The events of the past summer have revealed the enduring power of the pub and restaurant lobbies, compared with the arts and live entertainment sectors
“The outcome says an awful lot about the ‘real Ireland’ as distinguished from the ‘imagined, aspirational Ireland’ that might have happened and indeed might still happen,” McDowell writes, describing how “the vintners’ lobby went into overdrive. TDs’ clinics were visited throughout the land. TDs were told that the café bar would ‘destroy the family pub’, proliferate drinking, and lead to chaos and crime in every corner of the country. ‘Publican pressure’ surged. Fianna Fáil mutated from the ‘republican party’ to the ‘publican party’. Fine Gael hotly attacked the idea. So did Labour and – wait for it – the Greens.”
Sixteen years is a long time. Much has changed, including social habits around alcohol, with a shift to off-sales, a decline in per capita consumption and a precipitous decline in the value of licences.
But the events of the past summer have revealed the enduring power of the pub and restaurant lobbies, compared with the arts and live entertainment sectors.

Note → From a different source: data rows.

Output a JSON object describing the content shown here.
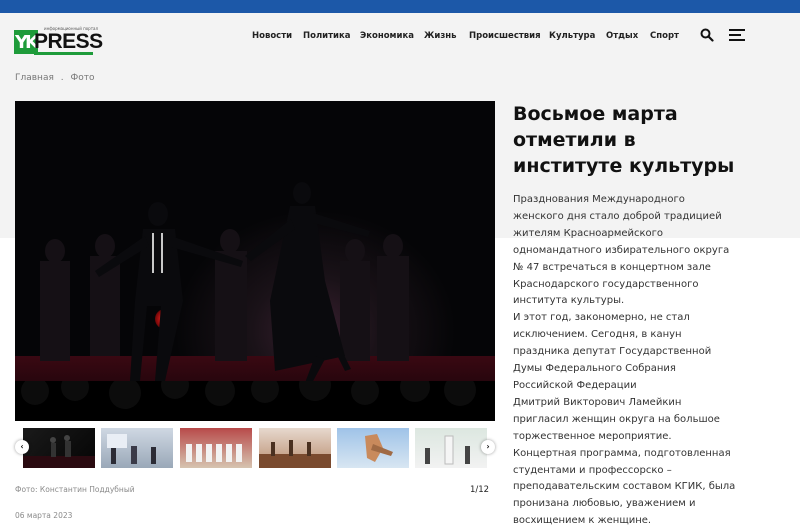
{
  "site": {
    "logo_text": "PRESS",
    "logo_mark": "YK",
    "logo_tagline": "информационный портал"
  },
  "nav": {
    "items": [
      {
        "label": "Новости"
      },
      {
        "label": "Политика"
      },
      {
        "label": "Экономика"
      },
      {
        "label": "Жизнь"
      },
      {
        "label": "Происшествия"
      },
      {
        "label": "Культура"
      },
      {
        "label": "Отдых"
      },
      {
        "label": "Спорт"
      }
    ]
  },
  "icons": {
    "search": "search-icon",
    "menu": "hamburger-menu-icon",
    "prev": "chevron-left-icon",
    "next": "chevron-right-icon"
  },
  "breadcrumb": {
    "home": "Главная",
    "separator": ".",
    "current": "Фото"
  },
  "article": {
    "title_lines": [
      "Восьмое марта",
      "отметили в",
      "институте культуры"
    ],
    "body_lines": [
      "Празднования Международного",
      "женского дня  стало доброй традицией",
      "жителям Красноармейского",
      "одномандатного избирательного округа",
      "№ 47  встречаться в концертном зале",
      "Краснодарского  государственного",
      "института культуры.",
      "И этот год, закономерно, не стал",
      "исключением. Сегодня, в канун",
      "праздника депутат Государственной",
      "Думы Федерального Собрания",
      "Российской Федерации",
      "Дмитрий  Викторович Ламейкин",
      "пригласил женщин округа на большое",
      "торжественное мероприятие.",
      "Концертная программа, подготовленная",
      "студентами и профессорско –",
      "преподавательским составом КГИК,  была",
      "пронизана любовью, уважением и",
      "восхищением к женщине."
    ]
  },
  "gallery": {
    "photo_credit": "Фото: Константин Поддубный",
    "counter": "1/12",
    "current_index": 1,
    "total": 12,
    "date": "06 марта 2023"
  },
  "colors": {
    "topbar": "#1c58a8",
    "brand_green": "#1e9b3a"
  }
}
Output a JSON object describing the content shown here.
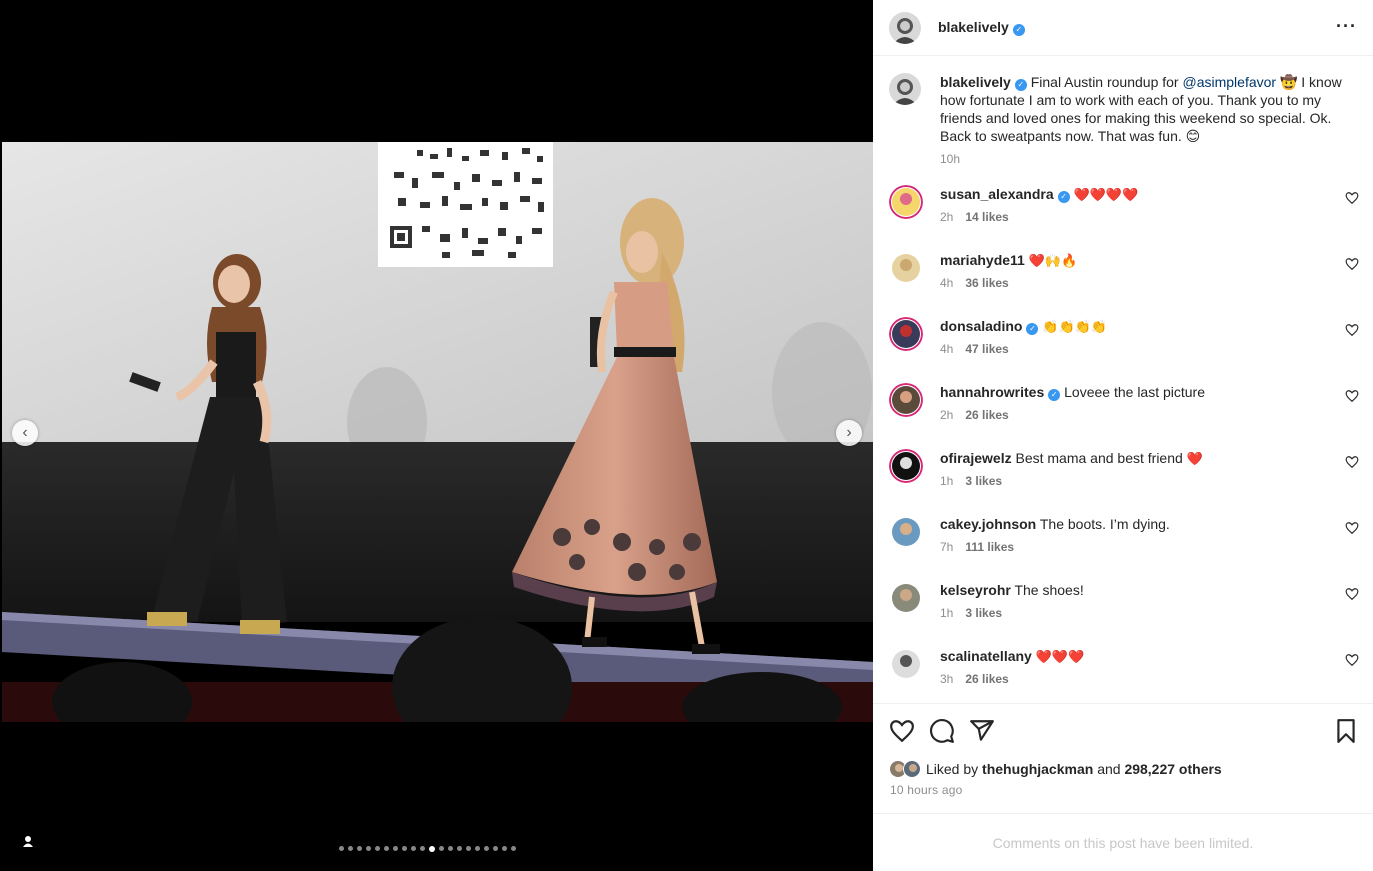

Correspondence published in The Irish Times this week under Freedom of Information legislation reveals the deep frustration expressed by Martin in late July and early August as she sought even an acknowledgment – much less a meeting – with Cabinet colleagues and medical authorities over the failure to use Covid passes to develop a viable reopening plan for theatres, cinemas and music venues.
“As you know,” she wrote to Minister for Health Stephen Donnelly, “I have made repeated calls to Cabinet colleagues stressing the importance of clarity for reopening within the arts and culture sector, and subsequently I have explored every possible channel via officials in order to have a reopening plan prioritised and developed with urgency. This process has become unnecessarily stalled and I cannot stand by when a sector, which supports 35,000 jobs and is intrinsic to Ireland’s societal identity and wellbeing, is being treated unjustifiably with inequity.”
Our arcane, random and highly expensive licensing laws act as a barrier to entry for anyone trying to open a club, establish a venue or just reimagine a new use for an empty space
It would be several more weeks before the Government extended the use of vaccination passes from pubs to live entertainment venues. It’s still not clear why this was the case, but the contrast between the treatment of the two sectors is glaring.
The report released by Martin on Wednesday is not all about alcohol licensing. It includes many proposals which have been circulating for years among those who advocate for a more sympathetic and progressive approach to the night-time economy.
Those proposals gain added urgency as cities and towns seek to recover from a shutdown that has laid bare the failures of planning in the form of vacant buildings, shuttered shopfronts and empty streets.
But our arcane, random and highly expensive licensing laws act as a barrier to entry for anyone trying to open a club, establish a venue or just reimagine a new use for an empty space.
Those laws don’t fall under Martin’s brief. Minister of State at the Department of Justice Hildegarde Naughton, announcing plans for legislation by next year, said much of it would “build on work that was done in the early 2000s as part of an effort to reform licensing laws there”.
Which seems to be exactly where we came in.